In Chile hat sich wieder ein schweres Erdbeben ereignet. In der am stärksten betroffenen Zone leben zwar drei Millionen Menschen. Bislang wurden aber nur acht Tote registriert. Das liegt auch an den Vorsichtsmaßnahmen, die Chile nach den Erfahrungen mit früheren Beben ergriffen hat. Dagmar Röhrlich erläutert die Hintergründe.

Dagmar Röhrlich im Gespräch mit Lennart Pyritz | 17.09.2015
    Menschen halten sich in den Armen.
    Menschen harren während des Bebens in Chile in den Straßen aus. (AFP / Alejandro Ruston)
    Chile - Land der schweren Erdbeben?
    Über 7.000 Kilometer hinweg treffen vor Südamerika die Nasca-Krustenplatte und die Südamerikanischen Krustenplatte aufeinenander - und die Nasca-Platte schiebt sich mit einer Geschwindigkeit von etwa 65 bis 80 Millimeter pro Jahr unter den Kontinent in den Erdmantel hinein. In der Nähe der Hauptstadt Santiago del Chile, wo sich das Beben der vergangenen Nacht ereignet hat, sind es etwa 68 Millimeter pro Jahr. Dieser Prozess wird begleitet von Erdbeben, und deshalb gehört Chile zu den Ländern, in denen sich besonders starke Erdbeben ereignen können - und das eben auch besonders häufig.
    Nur eine ganz kleine Auswahl: 1960 ereignete sich das Valdivia-Erdbeben in Südchile - es ist mit einer Magnitude 9,5 das bislang stärkste instrumentell gemessene Beben überhaupt. 2010 bebte die Erde etwas weiter südlich der heutigen Bruchstelle in der Nähe der Stadt Concepcion mit einer Magnitude von 8,8. Damit liegt dieses Beben liegt auf Platz 5 der - wenn man so will - Erdbeben-Rangfolge.
    Was ist in der vergangenen Nacht passiert?
    Die Erde bebte 55 Kilometer vor der Küste (in Höhe der Kleinstadt Illapel) in einer Tiefe von 25 Kilometern - damit lag der Erdbebenherd also recht flach, und die Magnitude des Hauptbebens lag bei 8,2. Unter den vielen Nachbeben war auch eines mit einer Magnitude von mehr als sieben.
    Leider liegt für dieses Bild keine Bildbeschreibung vor
    Dieses Beben traf einen Küstenabschnitt, der 1943 zum letzten Mal gebrochen ist - und mit rund 70 Jahren ist er einer der Abschnitte, der vor Chile am längsten ruhig geblieben war.

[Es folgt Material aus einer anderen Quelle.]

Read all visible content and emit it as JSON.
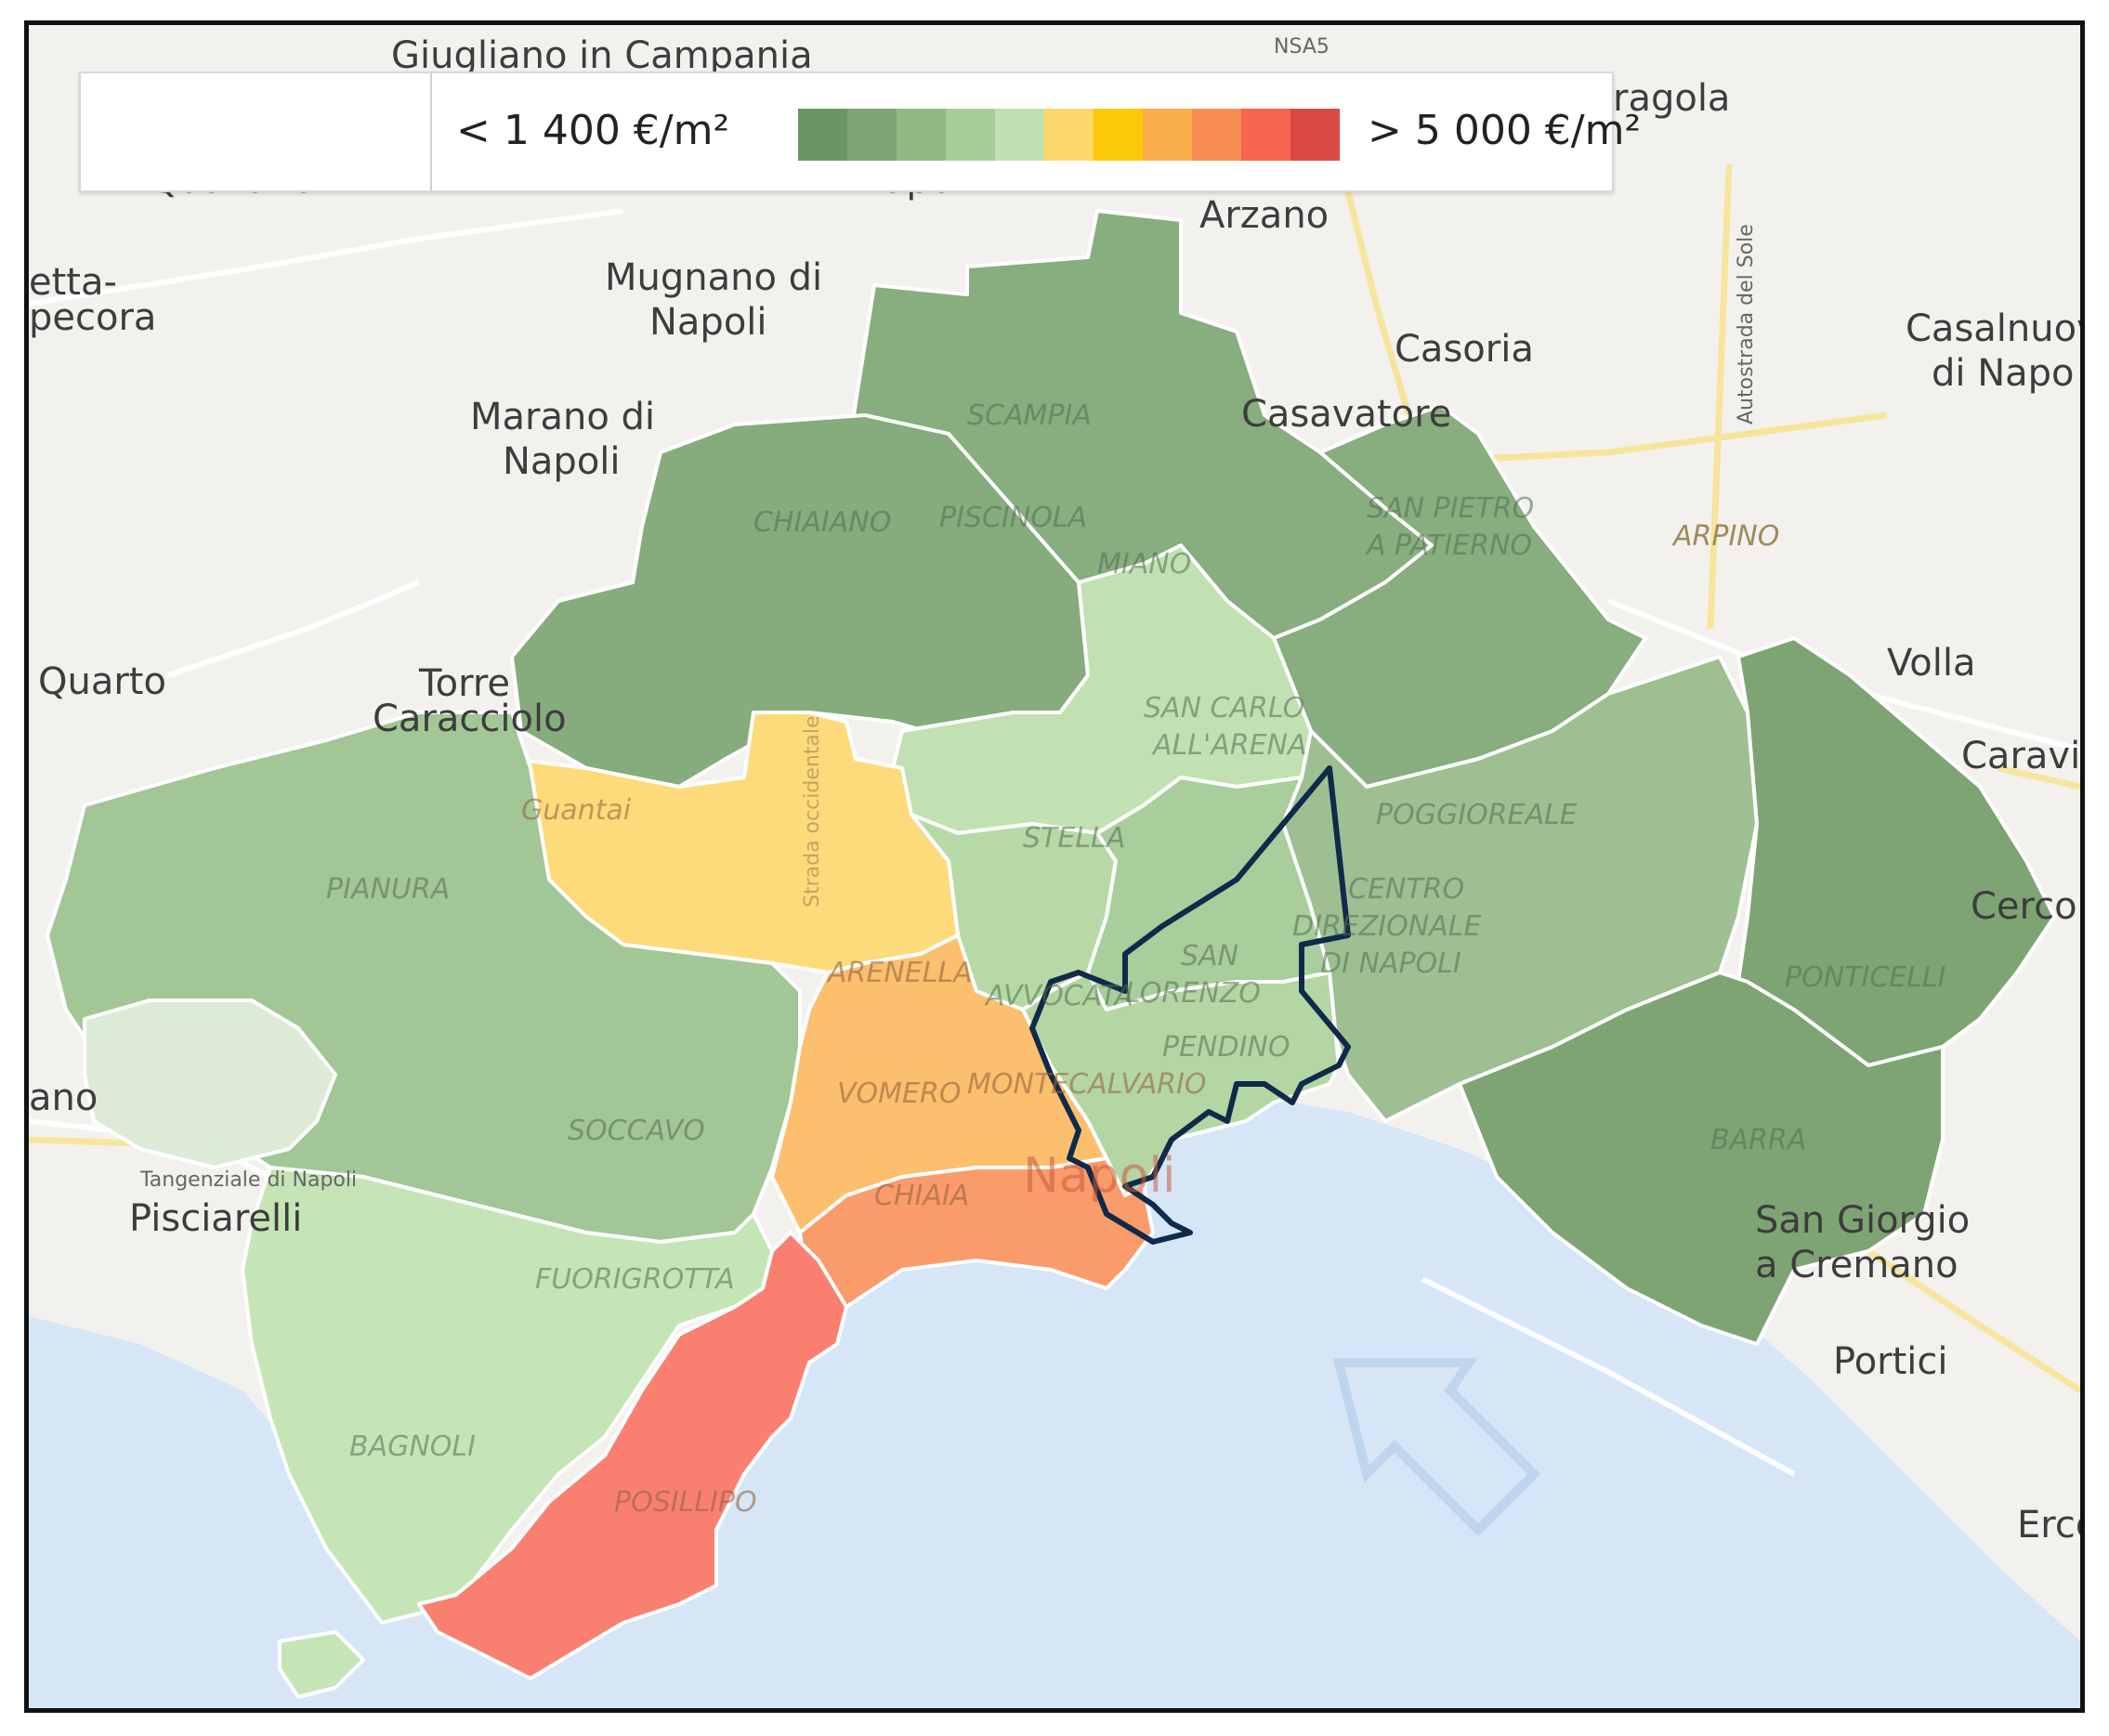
{
  "legend": {
    "min_label": "< 1 400 €/m²",
    "max_label": "> 5 000 €/m²",
    "colors": [
      "#6a9663",
      "#7da575",
      "#92b886",
      "#a7cc99",
      "#bfe0b0",
      "#fdd769",
      "#fcc80a",
      "#f9ad4b",
      "#f98e55",
      "#f76450",
      "#d94a45"
    ]
  },
  "places": {
    "giugliano": "Giugliano in Campania",
    "qualiano": "Qualiano",
    "napoli_top": "Napoli",
    "afragola": "ragola",
    "arzano": "Arzano",
    "mugnano": "Mugnano di Napoli",
    "casoria": "Casoria",
    "casalnuovo": "Casalnuov di Napo",
    "marano": "Marano di Napoli",
    "casavatore": "Casavatore",
    "villaricca": "etta- pecora",
    "quarto": "Quarto",
    "torre": "Torre Caracciolo",
    "volla": "Volla",
    "cercola": "Cerco",
    "caravita": "Caravit",
    "pozzuoli": "ano",
    "pisciarelli": "Pisciarelli",
    "san_giorgio": "San Giorgio a Cremano",
    "portici": "Portici",
    "ercolano": "Erco",
    "arpino": "ARPINO",
    "napoli_center": "Napoli"
  },
  "roads": {
    "autostrada": "Autostrada del Sole",
    "tangenziale": "Tangenziale di Napoli",
    "strada_occ": "Strada occidentale",
    "nsa": "NSA5"
  },
  "districts": {
    "scampia": "SCAMPIA",
    "chiaiano": "CHIAIANO",
    "piscinola": "PISCINOLA",
    "miano": "MIANO",
    "san_pietro": "SAN PIETRO A PATIERNO",
    "san_carlo": "SAN CARLO ALL'ARENA",
    "stella": "STELLA",
    "poggioreale": "POGGIOREALE",
    "guantai": "Guantai",
    "pianura": "PIANURA",
    "arenella": "ARENELLA",
    "avvocata": "AVVOCATA",
    "san_lorenzo": "SAN LORENZO",
    "centro_dir": "CENTRO DIREZIONALE DI NAPOLI",
    "pendino": "PENDINO",
    "montecalvario": "MONTECALVARIO",
    "vomero": "VOMERO",
    "ponticelli": "PONTICELLI",
    "soccavo": "SOCCAVO",
    "barra": "BARRA",
    "chiaia": "CHIAIA",
    "fuorigrotta": "FUORIGROTTA",
    "bagnoli": "BAGNOLI",
    "posillipo": "POSILLIPO"
  }
}
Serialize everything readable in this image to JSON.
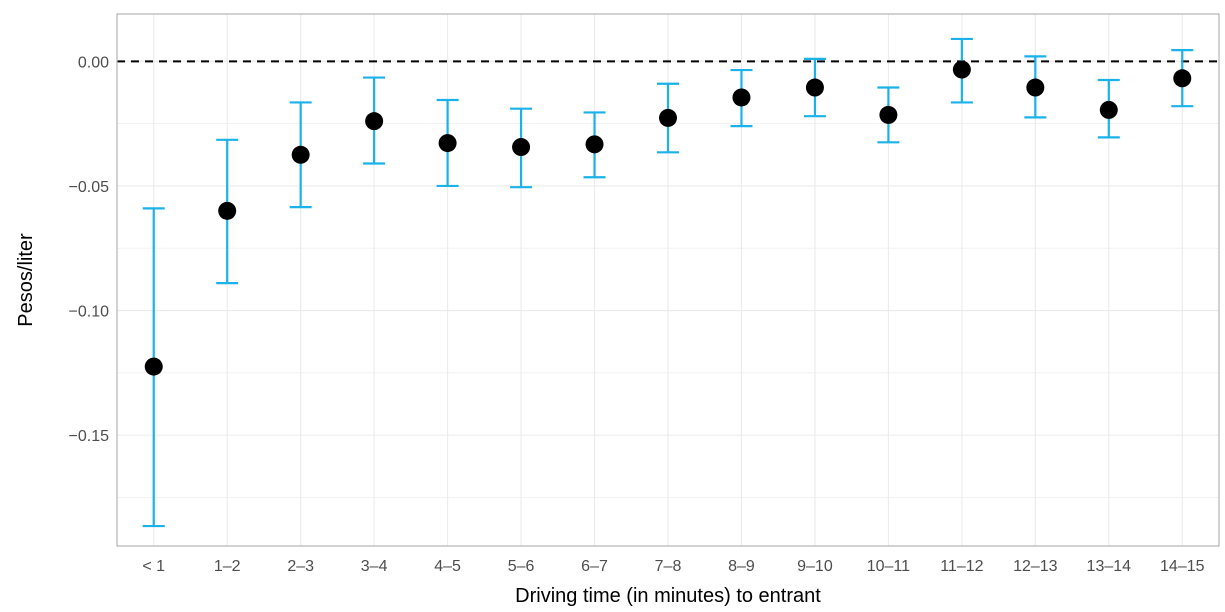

An der Grenze nach Peru gibt es noch einen Abschnitt, der noch länger inaktiv ist - und dort erwarten die Wissenschaftler wieder ein ganz großes Beben.
    Tsunamialarm wurde ausgelöst - ist etwas passiert?
    Eine Million Menschen sind entlang der chilenischen Küste evakuiert worden und auch rund um den Pazifik gab es Alarm, der inzwischen wieder aufgehoben worden ist. Diesmal hat alles funktioniert. Das war 2010 anders. Damals starben 80 Menschen durch den Tsunami, den das 8,8er-Beben ausgelöst hat, weil die Erdbebenwarnung nicht funktioniert hatte. Zwar gehört Chile von Anfang an zu den Mitgliedern des Pazifischen Tsunami-Warnnetzes, das von den Vereinten Nationen eben als Reaktion auf das Valdivia-Beben 1960 gegründet worden ist. Und die Warnung war 2010 auch 15 Minuten nach dem Ereignis da. Aber die chilenische Marine, unter deren Dach das Tsuami-Warnsystem angesiedelt ist, hat sie versehentlich nicht weitergegeben. Die Warnung kam vielerorts dann von Hafenkapitänen, die die Veränderungen im Wasserstand beobachteten. Außerdem war bis 2010 kaum Wert auf das Training der Menschen gelegt worden, sodass viele erst überlegen mussten, was eigentlich zu tun war.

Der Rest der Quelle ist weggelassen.